Google’s latest video generation AI model, VEO 3, allows you to create audio to match the clips you generate.
On Tuesday during the Google I/O 2025 developer meeting, Google announced VEO 3. It claims to accompany sound effects, background noise, and even videos that generate and create dialogue. VEO 3 improves its predecessor, VEO 2, in terms of the quality of the footage that can be generated, says Google.
VEO 3 will be available for subscribers to AI Ultra Plans, which is $249.99 per month, starting Tuesday, on Google’s Gemini chatbot app.
Demis Hassabis, CEO of Google Deepmind, Google’s AI R&D division, said during a press conference, “it’s been appearing for the first time since the quieter days of video generation,” Demis Hassabis said. “We’ll give you a prompt (which can appear in VEO 3) explaining the character and the environment, and suggesting an explanation and dialogue of how it sounds.”
The wide range of tools available to build video generators has led to an explosion of providers that are saturated with space. Startups like Runway, Lightricks, Genmo, Pika, Higgsfield, Kling, Luma, and tech giants like Openai and Alibaba have released their models with high-speed clips. In many cases, it is rare to distinguish one model from another.
If Google can fulfill its promise, the audio output is a major differentiator for the VEO 3. AI-powered sound generation tools are not novel, nor are they models that create video sound effects. However, VEO 3 can automatically sync raw pixels from videos according to Google and sync generated sounds.
Here is a sample clip for the model:
VEO 3 may have been made possible by previous research on DeepMind, an AI “video to audio”. Last June, DeepMind revealed that it was developing AI Tech to generate soundtracks for videos by training models on sound and dialog transcripts, video clip combinations.
DeepMind doesn’t say exactly where they sourced the content to train VEO 3, but YouTube is a strong possibility. Google owns YouTube, and DeepMind previously told TechCrunch that Google models like VEO’s “May” will be trained with YouTube material.
To mitigate the risk of deepfakes, DeepMind says it uses its proprietary watermarking technology, SynthID, to embed markers that are invisible in Veo 3-generated frames.

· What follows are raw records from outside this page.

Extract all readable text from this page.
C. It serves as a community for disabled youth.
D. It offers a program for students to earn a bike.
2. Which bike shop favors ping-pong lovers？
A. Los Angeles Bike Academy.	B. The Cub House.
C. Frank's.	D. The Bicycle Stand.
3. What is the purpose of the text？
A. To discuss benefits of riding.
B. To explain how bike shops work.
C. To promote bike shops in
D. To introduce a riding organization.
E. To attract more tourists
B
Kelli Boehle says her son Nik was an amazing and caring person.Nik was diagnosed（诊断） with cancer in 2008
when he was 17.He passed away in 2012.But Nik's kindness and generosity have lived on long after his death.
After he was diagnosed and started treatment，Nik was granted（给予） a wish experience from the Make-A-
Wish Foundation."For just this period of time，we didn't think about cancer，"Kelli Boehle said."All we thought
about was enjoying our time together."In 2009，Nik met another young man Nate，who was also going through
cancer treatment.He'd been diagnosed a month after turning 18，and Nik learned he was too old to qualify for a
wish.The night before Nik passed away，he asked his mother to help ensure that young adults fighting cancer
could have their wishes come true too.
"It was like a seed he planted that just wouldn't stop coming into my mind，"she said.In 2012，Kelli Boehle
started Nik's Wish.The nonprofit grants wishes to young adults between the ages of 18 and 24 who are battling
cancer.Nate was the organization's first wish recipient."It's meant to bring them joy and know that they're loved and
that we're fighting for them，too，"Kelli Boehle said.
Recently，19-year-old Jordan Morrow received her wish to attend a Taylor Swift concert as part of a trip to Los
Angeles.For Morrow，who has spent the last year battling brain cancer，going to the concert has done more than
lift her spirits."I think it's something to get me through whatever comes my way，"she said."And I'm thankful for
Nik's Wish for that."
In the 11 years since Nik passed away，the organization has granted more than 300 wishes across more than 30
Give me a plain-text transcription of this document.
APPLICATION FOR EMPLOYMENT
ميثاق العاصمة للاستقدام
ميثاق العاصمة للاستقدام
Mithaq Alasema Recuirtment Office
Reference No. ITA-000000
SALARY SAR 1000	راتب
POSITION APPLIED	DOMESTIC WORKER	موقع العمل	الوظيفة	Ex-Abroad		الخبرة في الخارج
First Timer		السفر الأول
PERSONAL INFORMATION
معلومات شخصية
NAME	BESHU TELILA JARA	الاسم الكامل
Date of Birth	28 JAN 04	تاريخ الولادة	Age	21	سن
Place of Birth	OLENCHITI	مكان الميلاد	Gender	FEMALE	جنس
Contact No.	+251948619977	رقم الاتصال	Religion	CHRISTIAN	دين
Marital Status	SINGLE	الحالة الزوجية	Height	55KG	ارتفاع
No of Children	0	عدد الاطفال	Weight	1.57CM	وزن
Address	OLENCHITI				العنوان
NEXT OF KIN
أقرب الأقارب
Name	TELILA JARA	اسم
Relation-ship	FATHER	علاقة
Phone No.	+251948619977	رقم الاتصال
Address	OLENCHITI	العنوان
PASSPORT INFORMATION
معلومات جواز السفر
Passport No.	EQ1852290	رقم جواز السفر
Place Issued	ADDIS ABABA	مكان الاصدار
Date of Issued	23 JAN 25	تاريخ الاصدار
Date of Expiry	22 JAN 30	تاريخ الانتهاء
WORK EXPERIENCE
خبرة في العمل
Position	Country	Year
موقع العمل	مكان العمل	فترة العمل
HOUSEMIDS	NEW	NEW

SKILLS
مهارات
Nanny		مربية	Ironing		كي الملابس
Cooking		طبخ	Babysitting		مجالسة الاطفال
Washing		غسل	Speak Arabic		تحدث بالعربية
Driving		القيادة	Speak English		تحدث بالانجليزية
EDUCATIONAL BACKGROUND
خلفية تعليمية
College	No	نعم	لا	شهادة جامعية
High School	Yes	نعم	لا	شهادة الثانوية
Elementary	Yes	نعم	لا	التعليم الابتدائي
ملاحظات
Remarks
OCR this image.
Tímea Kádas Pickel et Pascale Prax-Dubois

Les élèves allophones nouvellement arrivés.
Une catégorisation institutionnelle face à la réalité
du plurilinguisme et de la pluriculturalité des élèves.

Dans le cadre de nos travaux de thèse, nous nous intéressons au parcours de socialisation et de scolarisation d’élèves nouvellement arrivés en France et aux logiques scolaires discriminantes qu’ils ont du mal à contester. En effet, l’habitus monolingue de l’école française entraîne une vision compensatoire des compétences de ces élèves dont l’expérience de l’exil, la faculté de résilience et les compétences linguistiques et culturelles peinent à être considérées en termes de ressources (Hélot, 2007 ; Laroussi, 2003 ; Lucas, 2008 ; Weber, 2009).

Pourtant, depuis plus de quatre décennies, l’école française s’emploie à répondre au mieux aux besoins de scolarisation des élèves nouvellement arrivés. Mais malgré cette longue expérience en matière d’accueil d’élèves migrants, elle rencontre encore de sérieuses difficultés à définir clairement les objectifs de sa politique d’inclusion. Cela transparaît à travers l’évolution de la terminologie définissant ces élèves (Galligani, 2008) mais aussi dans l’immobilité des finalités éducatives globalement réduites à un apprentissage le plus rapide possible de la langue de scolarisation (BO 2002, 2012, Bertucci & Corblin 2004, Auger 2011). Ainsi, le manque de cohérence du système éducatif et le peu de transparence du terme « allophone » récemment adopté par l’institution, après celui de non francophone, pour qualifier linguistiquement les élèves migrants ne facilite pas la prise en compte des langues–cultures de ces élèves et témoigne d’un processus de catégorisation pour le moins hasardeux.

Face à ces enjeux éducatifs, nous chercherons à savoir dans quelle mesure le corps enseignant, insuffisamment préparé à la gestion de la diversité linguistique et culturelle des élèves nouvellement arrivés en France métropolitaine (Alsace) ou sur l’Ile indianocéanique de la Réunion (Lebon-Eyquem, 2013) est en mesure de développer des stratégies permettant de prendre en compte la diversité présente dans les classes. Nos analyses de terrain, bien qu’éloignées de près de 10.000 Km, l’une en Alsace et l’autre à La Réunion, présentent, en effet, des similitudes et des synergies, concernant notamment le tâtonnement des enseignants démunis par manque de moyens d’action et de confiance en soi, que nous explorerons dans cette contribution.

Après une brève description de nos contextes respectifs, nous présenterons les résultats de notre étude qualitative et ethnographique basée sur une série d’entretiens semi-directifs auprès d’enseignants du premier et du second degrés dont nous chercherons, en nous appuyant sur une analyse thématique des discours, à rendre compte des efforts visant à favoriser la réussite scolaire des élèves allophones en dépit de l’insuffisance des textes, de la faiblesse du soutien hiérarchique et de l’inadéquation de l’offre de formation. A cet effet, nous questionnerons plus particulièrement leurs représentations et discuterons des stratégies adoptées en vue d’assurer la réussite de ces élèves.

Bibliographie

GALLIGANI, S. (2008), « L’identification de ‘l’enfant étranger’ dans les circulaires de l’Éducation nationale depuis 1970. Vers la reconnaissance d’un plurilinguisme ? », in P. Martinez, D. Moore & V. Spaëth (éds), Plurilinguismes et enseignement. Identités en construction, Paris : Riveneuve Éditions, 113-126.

Companies like Google Veo 3 pitch as a powerful creative tool, but many artists are naturally wary of them. A 2024 study commissioned by the Animation Guild, a union representing Hollywood animators and cartoonists, estimates that by 2026 more than 100,000 US-based film, television and animation jobs will be destroyed by AI.
Google today launched a new feature in VEO 2. This includes features that allow users to improve consistency in model images for characters, scenes, objects, and styles. The latest VEO 2 can understand camera movements such as rotation, dolly, and zoom, allowing users to add or erase objects from the video, or enlarge the frame of the clip, turning it from portraits to landscapes, for example.
Google says all of these new VEO 2 features will appear on the Vertex AI API platform in the coming weeks.